In 2003, President George W. Bush signed legislation that cut the top income tax rate to 35% from 39.6% and cut taxes on capital gains, too. Federal tax revenues surged by a record $780 billion from 2003-07, when the housing bubble collapsed. And once again, the rich paid more tax, not less. The share of taxes paid by the top 1% rose to 41% in 2007 from 35% in 2003. Tax payments by millionaires doubled from 2003 to 2007 because there were more millionaires and their before-tax incomes rose rapidly.
It is also true that when Bill Clinton raised tax rates in the 1990s, the economy boomed and the share of taxes paid by the rich increased.
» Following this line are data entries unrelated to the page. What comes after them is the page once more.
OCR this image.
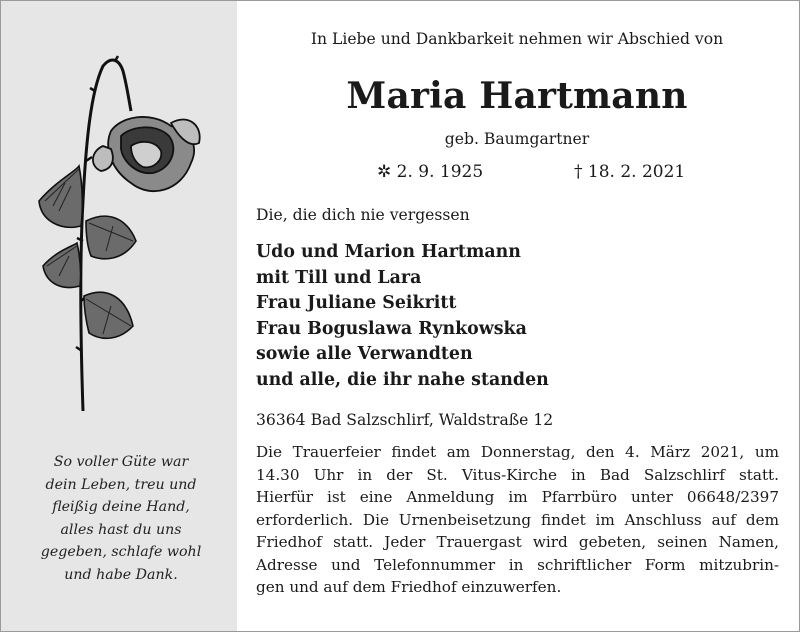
So voller Güte war
dein Leben, treu und
fleißig deine Hand,
alles hast du uns
gegeben, schlafe wohl
und habe Dank.
In Liebe und Dankbarkeit nehmen wir Abschied von
Maria Hartmann
geb. Baumgartner
✲ 2. 9. 1925	† 18. 2. 2021
Die, die dich nie vergessen
Udo und Marion Hartmann
mit Till und Lara
Frau Juliane Seikritt
Frau Boguslawa Rynkowska
sowie alle Verwandten
und alle, die ihr nahe standen
36364 Bad Salzschlirf, Waldstraße 12
Die Trauerfeier findet am Donnerstag, den 4. März 2021, um
14.30 Uhr in der St. Vitus-Kirche in Bad Salzschlirf statt.
Hierfür ist eine Anmeldung im Pfarrbüro unter 06648/2397
erforderlich. Die Urnenbeisetzung findet im Anschluss auf dem
Friedhof statt. Jeder Trauergast wird gebeten, seinen Namen,
Adresse und Telefonnummer in schriftlicher Form mitzubrin-
gen und auf dem Friedhof einzuwerfen.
But the otherwise depressive effect of higher tax rates was counteracted by the lighter burden of government on the private sector—federal spending declined to 18% of GDP in 2000 from 22% in 1993.
A cut in spending is the economic equivalent of a cut in taxes now, or later. This point is effectively conceded by Mr. Obama demanding that his spending and borrowing binge of the past four years must be paid for by a giant increase in taxes over the next decade.
Some liberals acknowledge these fiscal facts of life but argue that tax revenues from the wealthy increased simply because the rich got richer. And so they did. But the economic growth that was touched off by lower tax rates, particularly in the 1960s and 1980s, also benefited middle-class incomes and living standards. If Mr. Obama has his way and raises tax rates on upper-income groups, it will slow the economy, and everyone will lose.
Mr. Moore is a member of the Journal's editorial board and the author of "Who's the Fairest of Them All?: The Truth About Opportunity, Taxes, and Wealth in America" (Encounter, 2012).